Molecular Cell Biology

The cytoskeleton is responsible for the mechanical stabilisation of the cell and its outer shape, for the movement of the cell as a whole as well as for movement and transportation within the cell. The research group "XY" focusses on one specific part of the cytoskeleton: the aktincytoskeleton. Which plays a role in giving an effective immune response as well as a target for pathogens. Understanding the molecular mechanisms underlining the construction and destruction of the actin structure is one of the main goals of Klemens Rottner and his teams.


Our Research

Our group is mainly interested in understanding the molecular mechanisms that drive the reorganization of different actin structures in cells. The actin cytoskeleton is responsible for building a diverse array of structures with multiple functions, ranging from contractile actin/myosin filament bundles in skeletal and heart muscle to the very transient actin accumulations accompanying endo- or phagocytosis or the dynamic protrusive organelles such as lamellipodia and filopodia. Moreover, specific types of cell-cell or cell-substrate adhesions are frequently built and regulated by the actin cytoskeleton, and have decisive functions for normal physiology and disease, such as the invadopodia of cancer cells. Actin-dependent motility processes are equally important for effective immune responses and metastasis in cancer.  In addition, the actin cytoskeleton is frequently usurped by viral or bacterial pathogens, in order to invade into or hide and spread within their host cells. In previous years, we mostly focused on the molecular mechanisms of actin filament assembly and reorganization, especially at the plasma membrane, and how these processes are abused by bacterial pathogens.
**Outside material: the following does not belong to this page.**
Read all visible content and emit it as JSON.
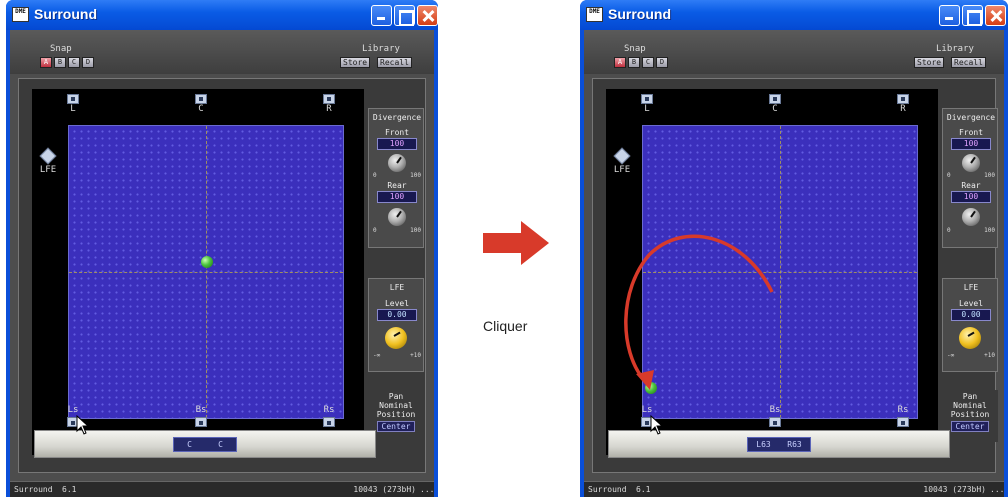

Actin filament assembly involves both nucleation and elongation. In the meantime, the field distinguishes between three classes of nucleators: (i) Arp2/3 complex and activators, (ii) the family of formins and (iii) the third class comprising Spir, cobl and leiomodin.

The Arp2/3-complex harbours seven subunits, including the two actin-related proteins Arp2 and Arp3. The complex is mostly inactive in the absence of so called nucleation promoting factors (NPFs), the founding member of which is known as WASP, mutated in the rare, X-linked immunodeficiency Wiskott Aldrich Syndrome. The family in mammals comprises as classical members haematopoietic WASP, the more ubiquitous and neuronally enriched N-WASP and three WAVE isoforms (1,2,3). More recently, additional family members have appeared on the scene, termed WASH, WHAMM and JMY.

In addition, WASP/N-WASP and WAVEs are direct or indirect effectors of small Rho (Ras homology) - family GTPases, prominent members of which are able to stimulate actin-based cell protrusions. It is generally agreed today that small GTPases of the Rac subfamily drive lamellipodia protrusion by connecting to WAVE mediating Arp2/3 complex activation. In spite of the commonly accepted, essential function of Rac/WAVE and Arp2/3 complex for lamellipodial actin filament assembly, more recent work reveals an additional contribution of other Rho-GTPase signalling pathways. For instance, we were recently able to show how Cdc42 supports the protrusion of lamellipodia through activation of the formin family member FMNL2. 

Another group of Arp2/3 complex interactors is called type II NPFs, and in mammals comprises the Src-substrate cortactin and its haematopoietic counterpart HS1. Both proteins accumulate at sites of dynamic actin assembly, and show a great degree of co-localization in cells with Arp2/3-complex. In our group, we have generated a murine, conditional cortactin mutant model, which allows dissecting cortactin function in specific processes and tissues.

Our work benefits from numerous, fruitful national and international collaborations, for instance with the labs of

  • Jan Faix (Hannover),
  • Cord Brakebusch (Kopenhagen, Denmark),
  • Marie-France Carlier (Gif-sur-Yvette, France),
  • Michael Schnoor (Mexico City) or
  • Walter Witke (Bonn).

In a new project funded by the Deutsche Forschungsgemeinschaft (DFG), molecular manipulation will be combined with atomic force microscopy (AFM) measurements (Josef Käs, Leipzig) and mathematical modelling (Martin Falcke, Berlin). At the Biocenter and HZI, we will build on already established collaborations, such as with Martin Korte und Kristin Michaelsen-Preusse (Biozentrum) or Theresia Stradal (HZI).